A very singular degree of violence even took place in Rome, in the method used to secure the persons of those against whom a legal demand was preferred. In England, the way to seize a man under such circumstances is by means of a public officer, supplied with a writ or order for that purpose, supposed to be directed to him (or to the sheriff his employer) from the king himself. But, in Rome, every one became a kind of public officer in his own cause, to assert the prætor's prerogative; and, without any ostensible legal license or badge of public authority, had a right to seize by force the person of his opponent, wherever he met him. The practice was, that the plaintiff first summoned the person sued with a loud voice, to follow him before the court of the prætor.* When the defendant refused to obey such summons, the plaintiff, by means of the words licet antestari? requested the bystanders to be witnesses of the fact; as a remembrance of which he touched the ears of each of them; and then proceeded to seize his opponent, by throwing his arms around his neck (obtorto collo), thus endeavouring to drag him before the prætor. When the person sued was, through age or sickness, disabled from following the plaintiff, the latter was directed by the law of the Twelve Tables to supply him with a horse (jumentum dato).

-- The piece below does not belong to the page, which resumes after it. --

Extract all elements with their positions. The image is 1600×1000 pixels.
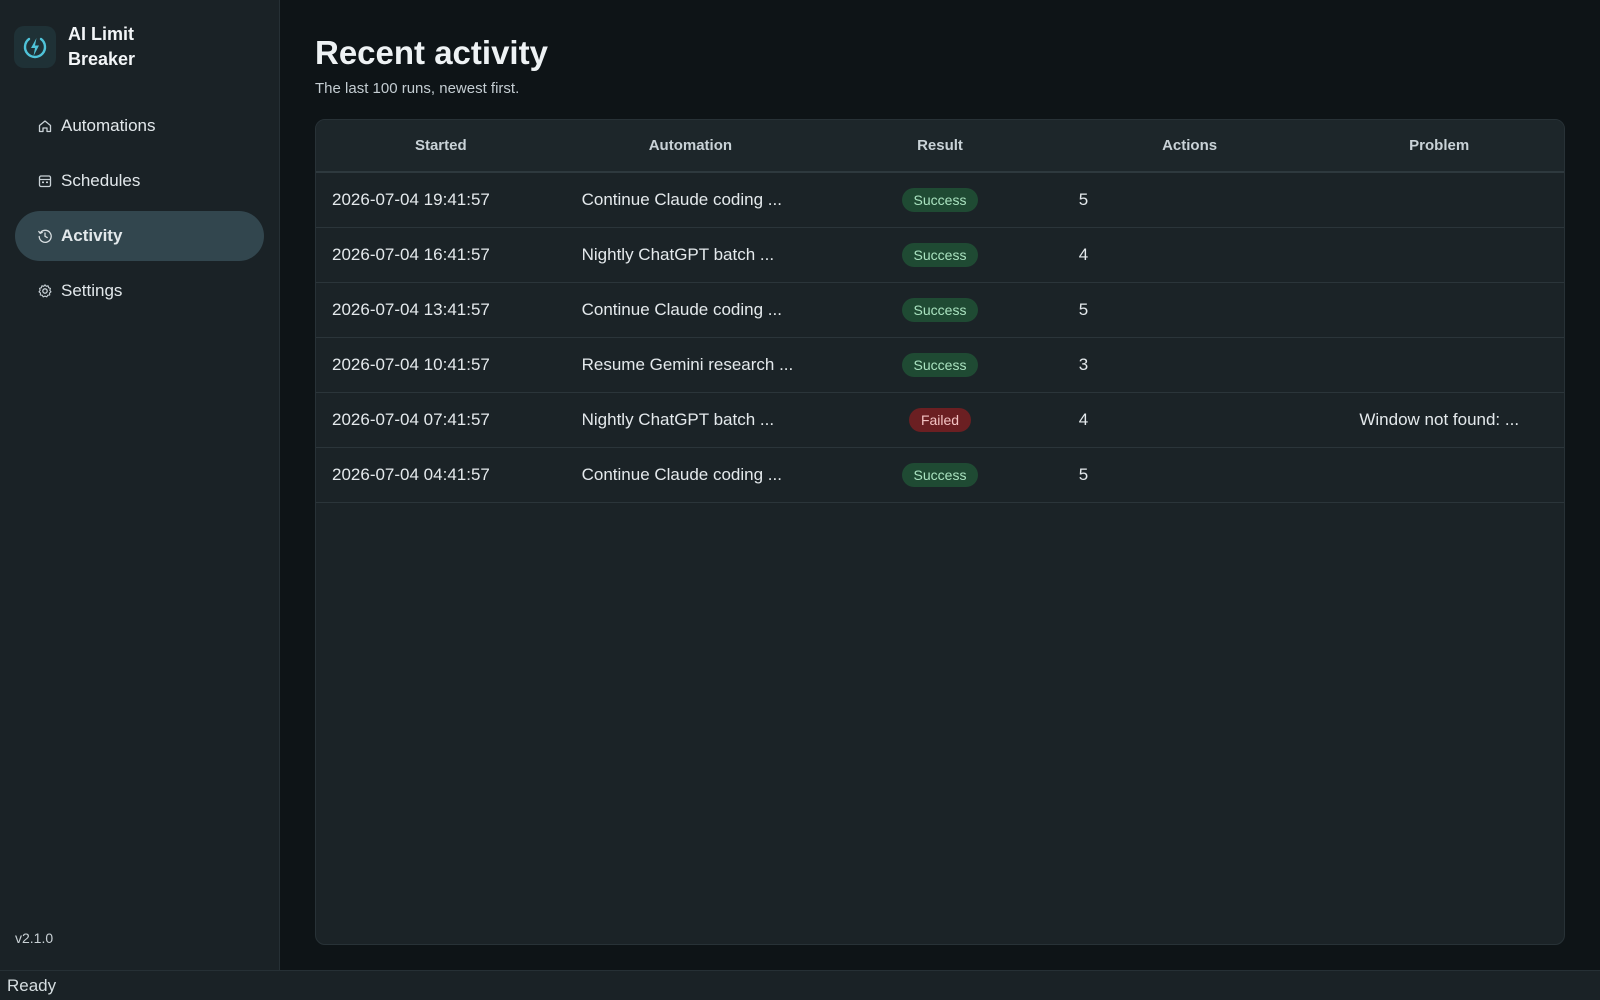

The above method of proceeding was, however, in aftertimes mitigated, though very late and slowly. In the first place, it became unlawful to seize a man in his own house, as it was the abode of his domestic gods. Women of good family were in time protected from the severity of the above custom, and they could no longer be dragged by force before the tribunal of the prætor. The method of placing a sick or aged person by force upon a horse seems to have been abolished during the later times of the republic. Emancipated sons, and freed slaves, were afterwards restrained from summoning their parents, or late masters, without having expressly obtained the prætor's leave, under the penalty of

* Ad tribunal sequere, in jus ambula.